Lescano: «Bella partenza Il Pescara potrà stupire»

28 Settembre 2022

Il bomber: «I giovani seguono i più esperti e stiamo bene fisicamente»

PESCARA. Sguardo “cattivo”, idee chiare per il futuro e un bottino positivo dopo le prime cinque gare di campionato. Facundo Lescano, 26 anni, è argentino ma ha l’Italia nel cuore e per uno che è nato a Mercedes guidare l’attacco dei biancazzurri non deve essere un problema. L’esordio il 10 gennaio 2015 con il Torino in serie A nella gara contro il Milan finita 1-1 (prese il posto di Darmian), un futuro roseo davanti e quell’offerta irrinunciabile dalla Premier di 800.000 euro che arrivò ai granata. Il Torino, però, rifiutò e mandò il giocatore in prestito in C (Melfi e Monopoli). Ma la carriera di Lescano non si impennò e il bomber argentino finì addirittura in D. Quindici gol all’Igea prima della chiamata del Parma, ma la vera rinascita arrivò con la Sicula Leonzio. Da quell’anno (2019) tre stagioni in C (le altre con Sambenedettese ed Entella) tutte in doppia cifra prima della chiamata del Pescara. L’inizio è stato incoraggiante: due gol segnati, altrettanti assist e soprattutto tanta sostanza in campo. «Non mi era mai capitato», ha detto Lescano, che ieri ha lasciato anzitempo l’allenamento per un lieve fastidio inguinale, «di fare così tanti assist e peccato non aver visto Cuppone tutto solo sabato scorso a Foggia altrimenti sarebbero stati tre. Ma sono contento dell’inizio di campionato». Lescano si racconta a 360°, partendo da Foggia e dal risultato così netto e per certi versi sorprendente. «E’ stata una partita pazzesca da parte nostra. Il 4-0 ha sorpreso anche noi, ma la prestazione è stata quella che ci aspettavamo perché abbiamo preparato benissimo la partita e in campo siamo riusciti a fare quello che ci ha detto il mister. Poi sono contento del mio gol arrivato a fine primo tempo. Poi abbiamo approfittato di qualche loro difficoltà».
Cinque partite, quattro vittorie. Inizio importante, se lo aspettava?
«Sono sincero, dico di si. In ritiro avevamo lavorato davvero bene e la nostra forza è quella di non prendere gol. Deriva dal fatto che fisicamente stiamo bene. E, nonostante un calendario impegnativo, abbiamo dimostrato di potercela giocare con tutti. Un rammarico? Con il Crotone meritavamo almeno il pareggio».
In campo state dimostrando di essere un gruppo solido ed equilibrato.
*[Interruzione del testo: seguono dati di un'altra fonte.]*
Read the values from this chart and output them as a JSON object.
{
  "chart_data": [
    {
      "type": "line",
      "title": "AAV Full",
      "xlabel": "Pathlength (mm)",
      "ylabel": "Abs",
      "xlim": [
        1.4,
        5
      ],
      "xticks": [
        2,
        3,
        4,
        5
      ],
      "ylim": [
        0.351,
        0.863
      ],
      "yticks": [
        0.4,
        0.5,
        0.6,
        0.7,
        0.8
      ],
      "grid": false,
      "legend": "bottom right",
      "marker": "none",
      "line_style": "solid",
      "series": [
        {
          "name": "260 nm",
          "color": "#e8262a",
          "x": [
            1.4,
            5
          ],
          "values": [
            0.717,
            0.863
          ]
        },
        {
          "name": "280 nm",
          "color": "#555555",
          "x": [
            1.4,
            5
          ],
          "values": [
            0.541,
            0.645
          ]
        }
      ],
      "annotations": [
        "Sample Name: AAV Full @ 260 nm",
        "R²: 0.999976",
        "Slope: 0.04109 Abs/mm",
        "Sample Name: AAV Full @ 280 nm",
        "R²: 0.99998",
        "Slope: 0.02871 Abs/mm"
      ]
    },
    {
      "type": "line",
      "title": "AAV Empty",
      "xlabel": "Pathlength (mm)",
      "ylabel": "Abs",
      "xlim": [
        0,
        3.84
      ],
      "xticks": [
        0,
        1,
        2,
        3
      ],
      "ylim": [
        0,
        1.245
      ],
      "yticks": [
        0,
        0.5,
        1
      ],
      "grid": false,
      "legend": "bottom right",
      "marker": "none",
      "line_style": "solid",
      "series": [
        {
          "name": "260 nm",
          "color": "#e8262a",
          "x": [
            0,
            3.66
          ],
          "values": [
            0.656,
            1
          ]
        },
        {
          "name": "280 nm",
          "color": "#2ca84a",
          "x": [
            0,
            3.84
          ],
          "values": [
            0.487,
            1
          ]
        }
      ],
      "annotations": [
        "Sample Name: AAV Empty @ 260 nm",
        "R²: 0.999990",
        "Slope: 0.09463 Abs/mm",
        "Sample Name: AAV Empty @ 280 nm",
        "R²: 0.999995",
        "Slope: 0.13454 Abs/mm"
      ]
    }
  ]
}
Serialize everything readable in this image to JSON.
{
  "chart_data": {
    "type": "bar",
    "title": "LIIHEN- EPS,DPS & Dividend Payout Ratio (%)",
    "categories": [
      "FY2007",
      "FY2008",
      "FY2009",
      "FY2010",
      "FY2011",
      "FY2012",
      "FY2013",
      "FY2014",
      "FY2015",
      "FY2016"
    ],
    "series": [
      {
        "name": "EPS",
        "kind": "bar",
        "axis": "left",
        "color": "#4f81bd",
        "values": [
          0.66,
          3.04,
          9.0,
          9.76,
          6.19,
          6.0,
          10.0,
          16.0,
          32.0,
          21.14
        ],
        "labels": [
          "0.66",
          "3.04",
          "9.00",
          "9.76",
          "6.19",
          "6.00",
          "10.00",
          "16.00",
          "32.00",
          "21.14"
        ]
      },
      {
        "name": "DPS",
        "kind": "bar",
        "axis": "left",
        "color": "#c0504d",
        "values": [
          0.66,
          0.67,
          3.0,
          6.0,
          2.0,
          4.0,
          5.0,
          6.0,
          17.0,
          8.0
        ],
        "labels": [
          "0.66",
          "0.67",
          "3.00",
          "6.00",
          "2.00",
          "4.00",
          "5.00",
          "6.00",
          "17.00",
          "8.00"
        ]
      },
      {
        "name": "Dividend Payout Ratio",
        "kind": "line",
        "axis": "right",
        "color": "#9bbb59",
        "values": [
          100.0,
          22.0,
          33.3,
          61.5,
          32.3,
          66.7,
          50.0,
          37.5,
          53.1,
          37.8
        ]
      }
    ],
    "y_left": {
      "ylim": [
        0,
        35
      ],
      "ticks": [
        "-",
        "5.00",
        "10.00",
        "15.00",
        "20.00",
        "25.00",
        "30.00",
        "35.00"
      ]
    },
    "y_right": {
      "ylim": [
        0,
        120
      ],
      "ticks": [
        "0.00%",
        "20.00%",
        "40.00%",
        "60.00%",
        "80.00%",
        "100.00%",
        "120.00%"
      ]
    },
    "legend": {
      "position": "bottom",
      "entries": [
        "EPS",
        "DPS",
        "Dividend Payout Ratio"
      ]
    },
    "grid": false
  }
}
«Il nostro segreto è che i giovani, tutti di valore, stanno ascoltando sempre quello che dicono i più esperti. E chi è arrivato da categorie superiori si è subito calato nella realtà. Penso che questo mix sia davvero importante».
Un famoso proverbio dice: non c’è due senza tre e il quarto vien da sé. Negli ultimi tre anni è andato sempre in doppia cifra in serie C.
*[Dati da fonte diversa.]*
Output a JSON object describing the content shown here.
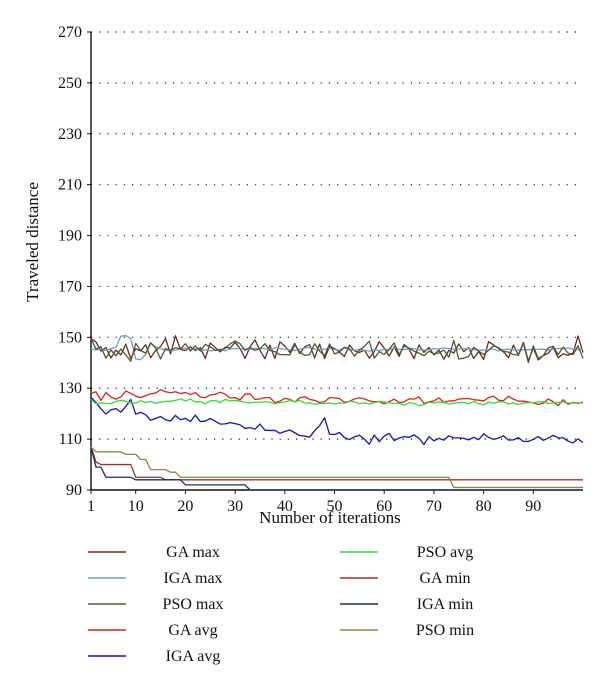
{
  "chart_data": {
    "type": "line",
    "xlabel": "Number of iterations",
    "ylabel": "Traveled distance",
    "xlim": [
      1,
      100
    ],
    "ylim": [
      90,
      270
    ],
    "x_ticks": [
      1,
      10,
      20,
      30,
      40,
      50,
      60,
      70,
      80,
      90
    ],
    "y_ticks": [
      90,
      110,
      130,
      150,
      170,
      190,
      210,
      230,
      250,
      270
    ],
    "grid": "dotted horizontal",
    "legend_placement": "bottom, two columns",
    "series": [
      {
        "name": "GA max",
        "color": "#6b2a1f",
        "values": [
          149.5,
          148.2,
          144.6,
          146.0,
          141.9,
          145.0,
          143.1,
          147.3,
          141.6,
          145.5,
          144.7,
          147.1,
          142.0,
          144.8,
          146.4,
          149.5,
          143.5,
          150.6,
          145.2,
          144.8,
          146.3,
          144.8,
          145.9,
          141.7,
          147.8,
          146.0,
          144.3,
          146.1,
          145.8,
          148.0,
          145.6,
          141.7,
          146.3,
          149.0,
          144.9,
          141.6,
          146.9,
          141.7,
          148.2,
          146.6,
          144.1,
          147.6,
          143.6,
          146.3,
          147.1,
          141.9,
          147.3,
          141.7,
          146.4,
          145.6,
          144.2,
          142.5,
          146.9,
          144.7,
          144.0,
          145.0,
          141.8,
          144.4,
          148.3,
          145.8,
          142.6,
          146.3,
          142.5,
          147.2,
          145.4,
          141.6,
          147.0,
          144.1,
          146.0,
          143.1,
          145.0,
          141.4,
          144.9,
          143.8,
          147.4,
          144.4,
          145.9,
          141.7,
          144.5,
          141.3,
          148.3,
          147.0,
          145.6,
          144.3,
          142.0,
          146.9,
          143.0,
          148.0,
          140.8,
          145.7,
          141.1,
          142.8,
          143.8,
          146.0,
          142.0,
          143.5,
          142.9,
          143.8,
          150.5,
          144.0
        ]
      },
      {
        "name": "IGA max",
        "color": "#6c9fc8",
        "values": [
          145.4,
          145.1,
          145.3,
          144.8,
          145.6,
          146.1,
          150.4,
          150.7,
          149.5,
          141.6,
          141.2,
          143.3,
          147.6,
          146.2,
          145.5,
          145.0,
          144.7,
          144.9,
          145.6,
          145.7,
          145.2,
          145.5,
          144.9,
          145.0,
          144.7,
          144.9,
          145.3,
          144.7,
          145.4,
          145.6,
          145.5,
          145.3,
          145.3,
          145.6,
          145.5,
          145.6,
          145.0,
          145.9,
          145.6,
          145.3,
          145.1,
          144.8,
          145.3,
          145.8,
          146.0,
          145.4,
          145.2,
          145.3,
          145.7,
          145.2,
          145.0,
          145.9,
          145.1,
          144.9,
          145.3,
          144.9,
          144.6,
          145.2,
          144.8,
          145.4,
          145.1,
          145.8,
          145.3,
          145.2,
          145.4,
          145.6,
          145.1,
          145.0,
          145.2,
          145.5,
          145.4,
          145.8,
          145.6,
          145.3,
          145.4,
          145.6,
          145.5,
          145.3,
          144.9,
          145.0,
          145.1,
          145.4,
          144.6,
          145.2,
          145.3,
          145.1,
          145.0,
          145.1,
          145.2,
          145.0,
          145.4,
          145.3,
          145.1,
          145.4,
          145.6,
          145.6,
          145.8,
          145.3,
          145.2,
          145.3
        ]
      },
      {
        "name": "PSO max",
        "color": "#4f5a2a",
        "values": [
          149.6,
          145.4,
          146.3,
          141.8,
          145.1,
          142.7,
          145.4,
          143.1,
          140.6,
          147.6,
          144.8,
          143.8,
          147.9,
          145.8,
          141.5,
          145.6,
          144.9,
          145.9,
          145.5,
          147.5,
          144.6,
          146.6,
          144.6,
          147.2,
          146.3,
          144.9,
          145.1,
          145.6,
          147.4,
          148.6,
          147.4,
          144.9,
          146.1,
          144.9,
          145.5,
          147.5,
          144.9,
          144.4,
          143.2,
          143.2,
          143.1,
          147.1,
          144.2,
          142.9,
          143.2,
          147.5,
          144.6,
          142.7,
          147.4,
          143.5,
          144.2,
          146.1,
          145.5,
          142.6,
          144.9,
          146.4,
          148.5,
          141.8,
          144.4,
          143.3,
          145.3,
          147.8,
          143.2,
          146.6,
          145.8,
          144.6,
          143.8,
          142.8,
          144.5,
          143.6,
          143.8,
          145.0,
          142.2,
          148.8,
          141.5,
          141.8,
          142.5,
          146.1,
          144.6,
          143.2,
          144.9,
          146.7,
          145.9,
          144.5,
          144.2,
          143.2,
          143.0,
          147.7,
          140.1,
          146.6,
          141.7,
          142.8,
          145.8,
          146.5,
          143.2,
          146.2,
          143.8,
          143.2,
          146.7,
          141.7
        ]
      },
      {
        "name": "GA avg",
        "color": "#e0201a",
        "values": [
          127.9,
          128.6,
          125.2,
          128.3,
          126.5,
          125.7,
          126.6,
          128.9,
          128.0,
          126.9,
          126.3,
          127.1,
          127.8,
          128.1,
          129.4,
          128.6,
          128.2,
          128.6,
          127.9,
          128.3,
          127.5,
          128.3,
          126.5,
          126.3,
          127.4,
          127.6,
          128.4,
          127.7,
          126.1,
          126.3,
          125.4,
          127.7,
          127.8,
          125.6,
          125.8,
          126.3,
          126.3,
          124.3,
          124.9,
          126.0,
          125.6,
          124.6,
          126.2,
          126.7,
          125.6,
          125.2,
          124.4,
          124.7,
          126.3,
          126.2,
          125.9,
          124.5,
          124.8,
          125.8,
          126.2,
          125.8,
          125.0,
          124.7,
          124.7,
          123.9,
          124.7,
          125.7,
          124.4,
          124.6,
          125.8,
          125.7,
          126.6,
          124.0,
          124.7,
          125.0,
          126.2,
          124.4,
          125.0,
          125.0,
          125.7,
          125.9,
          125.9,
          125.5,
          125.3,
          125.0,
          126.3,
          126.9,
          125.3,
          125.1,
          126.8,
          125.7,
          124.9,
          124.9,
          124.6,
          124.3,
          123.6,
          124.1,
          125.8,
          124.7,
          123.2,
          125.5,
          123.7,
          124.4,
          124.0,
          124.6
        ]
      },
      {
        "name": "IGA avg",
        "color": "#1414c8",
        "values": [
          126.4,
          124.4,
          121.9,
          119.8,
          121.5,
          122.0,
          120.6,
          122.8,
          125.6,
          119.8,
          120.5,
          119.6,
          117.4,
          118.1,
          118.9,
          117.6,
          117.1,
          119.3,
          117.6,
          118.2,
          116.9,
          119.4,
          116.9,
          117.1,
          118.1,
          117.0,
          115.9,
          116.0,
          116.5,
          116.1,
          115.6,
          114.2,
          114.5,
          113.9,
          115.9,
          113.5,
          113.4,
          113.4,
          112.3,
          113.0,
          113.6,
          112.5,
          111.4,
          111.2,
          110.8,
          113.3,
          115.3,
          118.4,
          111.9,
          111.8,
          112.6,
          110.6,
          109.8,
          110.9,
          111.5,
          110.0,
          108.0,
          111.6,
          109.0,
          111.2,
          112.2,
          109.4,
          110.4,
          111.0,
          110.7,
          111.7,
          110.3,
          107.9,
          111.0,
          109.3,
          110.3,
          109.6,
          111.3,
          110.5,
          110.5,
          110.3,
          109.7,
          110.7,
          109.8,
          112.1,
          110.7,
          109.9,
          110.4,
          111.3,
          109.6,
          109.7,
          110.6,
          109.1,
          109.1,
          109.9,
          111.0,
          109.5,
          110.4,
          111.5,
          110.5,
          110.5,
          109.2,
          108.5,
          110.1,
          108.6
        ]
      },
      {
        "name": "PSO avg",
        "color": "#33dd33",
        "values": [
          125.6,
          123.9,
          124.3,
          124.0,
          123.9,
          124.8,
          125.2,
          124.9,
          124.1,
          124.2,
          125.1,
          124.4,
          124.8,
          124.1,
          124.5,
          124.8,
          124.9,
          125.2,
          125.8,
          125.0,
          125.7,
          124.6,
          124.7,
          123.9,
          125.0,
          125.2,
          124.4,
          125.6,
          125.0,
          125.2,
          124.9,
          124.5,
          124.2,
          124.5,
          124.5,
          124.7,
          124.5,
          123.9,
          124.3,
          124.6,
          125.2,
          124.7,
          125.2,
          124.2,
          124.3,
          123.8,
          123.9,
          124.0,
          124.2,
          123.8,
          124.2,
          124.1,
          124.8,
          124.7,
          123.9,
          124.3,
          123.8,
          124.4,
          124.8,
          124.6,
          124.3,
          124.0,
          124.1,
          123.3,
          124.3,
          124.1,
          123.1,
          123.6,
          124.5,
          124.2,
          124.6,
          124.4,
          123.8,
          124.1,
          124.4,
          124.4,
          123.9,
          124.8,
          123.9,
          123.5,
          124.5,
          124.1,
          124.6,
          124.7,
          123.8,
          124.3,
          123.6,
          124.2,
          124.3,
          124.4,
          124.6,
          124.7,
          124.0,
          124.2,
          124.5,
          124.5,
          124.2,
          124.1,
          124.3,
          124.2
        ]
      },
      {
        "name": "GA min",
        "color": "#a3302a",
        "values": [
          107,
          101,
          100,
          100,
          100,
          100,
          100,
          100,
          100,
          95,
          95,
          95,
          95,
          95,
          95,
          94,
          94,
          94,
          94,
          94,
          94,
          94,
          94,
          94,
          94,
          94,
          94,
          94,
          94,
          94,
          94,
          94,
          94,
          94,
          94,
          94,
          94,
          94,
          94,
          94,
          94,
          94,
          94,
          94,
          94,
          94,
          94,
          94,
          94,
          94,
          94,
          94,
          94,
          94,
          94,
          94,
          94,
          94,
          94,
          94,
          94,
          94,
          94,
          94,
          94,
          94,
          94,
          94,
          94,
          94,
          94,
          94,
          94,
          94,
          94,
          94,
          94,
          94,
          94,
          94,
          94,
          94,
          94,
          94,
          94,
          94,
          94,
          94,
          94,
          94,
          94,
          94,
          94,
          94,
          94,
          94,
          94,
          94,
          94,
          94
        ]
      },
      {
        "name": "IGA min",
        "color": "#1c2f5e",
        "values": [
          107,
          99,
          99,
          95,
          95,
          95,
          95,
          95,
          95,
          94,
          94,
          94,
          94,
          94,
          94,
          94,
          94,
          94,
          94,
          92,
          92,
          92,
          92,
          92,
          92,
          92,
          92,
          92,
          92,
          92,
          92,
          92,
          90,
          90,
          90,
          90,
          90,
          90,
          90,
          90,
          90,
          90,
          90,
          90,
          90,
          90,
          90,
          90,
          90,
          90,
          90,
          90,
          90,
          90,
          90,
          90,
          90,
          90,
          90,
          90,
          90,
          90,
          90,
          90,
          90,
          90,
          90,
          90,
          90,
          90,
          90,
          90,
          90,
          90,
          90,
          90,
          90,
          90,
          90,
          90,
          90,
          90,
          90,
          90,
          90,
          90,
          90,
          90,
          90,
          90,
          90,
          90,
          90,
          90,
          90,
          90,
          90,
          90,
          90,
          90
        ]
      },
      {
        "name": "PSO min",
        "color": "#8a8a3e",
        "values": [
          107,
          105,
          105,
          105,
          105,
          105,
          105,
          104,
          104,
          104,
          102,
          102,
          98,
          98,
          98,
          98,
          97,
          97,
          95,
          95,
          95,
          95,
          95,
          95,
          95,
          95,
          95,
          95,
          95,
          95,
          95,
          95,
          95,
          95,
          95,
          95,
          95,
          95,
          95,
          95,
          95,
          95,
          95,
          95,
          95,
          95,
          95,
          95,
          95,
          95,
          95,
          95,
          95,
          95,
          95,
          95,
          95,
          95,
          95,
          95,
          95,
          95,
          95,
          95,
          95,
          95,
          95,
          95,
          95,
          95,
          95,
          95,
          95,
          91,
          91,
          91,
          91,
          91,
          91,
          91,
          91,
          91,
          91,
          91,
          91,
          91,
          91,
          91,
          91,
          91,
          91,
          91,
          91,
          91,
          91,
          91,
          91,
          91,
          91,
          91
        ]
      }
    ]
  }
}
«Speriamo. Sono partito bene, ma voglio sottolineare di nuovo che gruppo che siamo. Ci aiutiamo a vicenda e avete visto che splendida palla mi ha dato Cancellotti a Foggia? E Cuppone davvero io non lo avevo visto libero. Altrimenti gli avrei passato la palla e gli avrei fatto fare gol volentieri come a Latina. Se mi ha perdonato? Ma certo, siamo tutti e due salentini…».
Il prossimo appuntamento, sabato alle 17.30, contro il Monterosi. E c’è un particolare: ci sarà di fronte Rocco Costantino che è il capocannoniere del girone.
« Ha segnato due rigori sabato scorso e a noi non ne danno ancora nessuno. Se dovesse capitare? Decide il mister chi tira. Costantino è un attaccante di categoria, negli ultimi anni ha fatto sempre bene. L’ho incrociato quando era a Bari. Il Monterosi è una squadra giovane e dinamica. Sarà di sicuro una partita difficile. E sono certo che il nostro pubblico sabato ci darà una grande mano».
L’Argentina ha una grande scuola di bomber. E Lescano a chi si è ispirato?
«Ho due giocatori che seguivo davvero con attenzione: Diego Milito e Gonzalo Higuain. Ma se proprio devo sceglierne uno dico Milito».